When I started dating my honey, his ex, whom he was with for a few years, decided that it was time to start messaging him, calling him, texting him, emailing him to see what he was doing and with whom he had been doing it with. When all of her efforts were thwarted she began sending junk snail mail in her name to the condo. I mean this chick was relentless. She needed to get her point across by any means necessary. She was determined to have something to say, so I had to shut that down. Well, I tried but she kept pressing so he had to shut her down. His choice to do so was easy. I mean, he could have chosen to be "friends" with her but that would have meant not having me. That is not a game I play. Neither does he.

Exes are exes not brand new besties. Spare me the melodrama of how people can be close after they break up. That only works in network television or in the absence of a new significant love. When the person has said his or her good byes, with or without the so called needed closure, the ex is best left alone so that life can go on. There will be no comebacks under the guise of being friends because usually an ex wants to still wield whatever power he or she had in the first place. You know...some people's egos get boosted when they feel like they are the only one who has influence over a person. Depending on the length of time it takes for the person to move into a new relationship an ex may feel like he or she isn't ready to give up the control once possessed. He or she simply wanted a break up when they broke up but the intention was not for the other to move on...and move on to someone better. An ex lover, at times, may be delusional enough to believe he or she is the end-all-be-all to a person's life. "WRONG! WRONG!" : as Charlie Murphy said about thinking Rick James would change...lol. It doesn't work that way.

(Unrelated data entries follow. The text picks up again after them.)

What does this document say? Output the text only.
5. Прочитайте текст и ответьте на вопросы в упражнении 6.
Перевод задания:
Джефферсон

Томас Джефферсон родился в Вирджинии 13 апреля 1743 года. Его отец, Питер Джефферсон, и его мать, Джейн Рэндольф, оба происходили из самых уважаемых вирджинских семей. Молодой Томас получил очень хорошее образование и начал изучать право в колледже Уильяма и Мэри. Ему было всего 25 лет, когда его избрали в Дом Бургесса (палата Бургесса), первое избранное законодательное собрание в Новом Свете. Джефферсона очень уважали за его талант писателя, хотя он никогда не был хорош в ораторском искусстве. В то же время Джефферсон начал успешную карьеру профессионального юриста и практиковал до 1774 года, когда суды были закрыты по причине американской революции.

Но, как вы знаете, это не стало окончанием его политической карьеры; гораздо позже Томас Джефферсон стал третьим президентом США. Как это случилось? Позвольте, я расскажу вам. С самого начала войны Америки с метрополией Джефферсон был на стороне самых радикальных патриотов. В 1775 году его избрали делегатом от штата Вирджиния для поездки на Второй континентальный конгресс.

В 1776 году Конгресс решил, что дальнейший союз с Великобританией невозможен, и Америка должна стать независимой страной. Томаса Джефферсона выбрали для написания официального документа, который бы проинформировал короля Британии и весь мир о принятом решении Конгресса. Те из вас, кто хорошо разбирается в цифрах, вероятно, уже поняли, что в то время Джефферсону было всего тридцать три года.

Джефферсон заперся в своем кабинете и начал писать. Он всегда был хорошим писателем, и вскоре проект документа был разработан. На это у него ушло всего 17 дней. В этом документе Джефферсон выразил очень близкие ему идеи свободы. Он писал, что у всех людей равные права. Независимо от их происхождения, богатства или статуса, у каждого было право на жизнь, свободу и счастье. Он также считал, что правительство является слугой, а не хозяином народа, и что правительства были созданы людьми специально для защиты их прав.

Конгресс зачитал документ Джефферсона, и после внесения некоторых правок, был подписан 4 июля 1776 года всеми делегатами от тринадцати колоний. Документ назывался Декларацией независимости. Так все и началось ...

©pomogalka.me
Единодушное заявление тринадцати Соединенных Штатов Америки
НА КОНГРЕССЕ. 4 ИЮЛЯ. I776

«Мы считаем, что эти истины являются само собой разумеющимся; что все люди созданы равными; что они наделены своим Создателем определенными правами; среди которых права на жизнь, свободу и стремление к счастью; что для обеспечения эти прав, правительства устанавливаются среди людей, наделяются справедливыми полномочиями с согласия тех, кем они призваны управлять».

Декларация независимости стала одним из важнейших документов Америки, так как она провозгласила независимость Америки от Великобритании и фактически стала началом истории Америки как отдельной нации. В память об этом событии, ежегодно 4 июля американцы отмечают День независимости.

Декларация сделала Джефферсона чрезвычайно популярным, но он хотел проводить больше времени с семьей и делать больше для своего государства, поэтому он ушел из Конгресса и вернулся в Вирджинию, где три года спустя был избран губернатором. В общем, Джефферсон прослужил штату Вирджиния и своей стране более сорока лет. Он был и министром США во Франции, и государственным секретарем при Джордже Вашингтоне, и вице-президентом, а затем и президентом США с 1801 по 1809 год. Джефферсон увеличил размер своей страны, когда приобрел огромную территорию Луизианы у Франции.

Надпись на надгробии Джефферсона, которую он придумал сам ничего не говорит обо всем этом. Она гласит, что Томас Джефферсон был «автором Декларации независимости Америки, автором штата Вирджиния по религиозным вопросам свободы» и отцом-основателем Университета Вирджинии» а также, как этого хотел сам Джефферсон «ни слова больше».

Exes are memories of experiences to learn, grow from, and then let go. Now this may be very hard for an ex to accept because he or she has to first have a realistic view of his or her own importance. When contemplating a break up people one may feel the other may not be able to continue on without the relationship but rarely is this the case. As a few old adages so eloquently state, "Men (and women) run like buses... there are other fish in the sea...nothing helps you forget old hurt like new hurt (lol)...and the beat goes on". In the case of the wanna comeback ex the knowledge in these expressions have not been internalized but has to be once the object of affection has appropriated the wisdom and bounced. Instead of calling it a comeback the ex needs to call it a move the hell on or a restraining order in extreme cases. Exes are exes for a reason; let them know.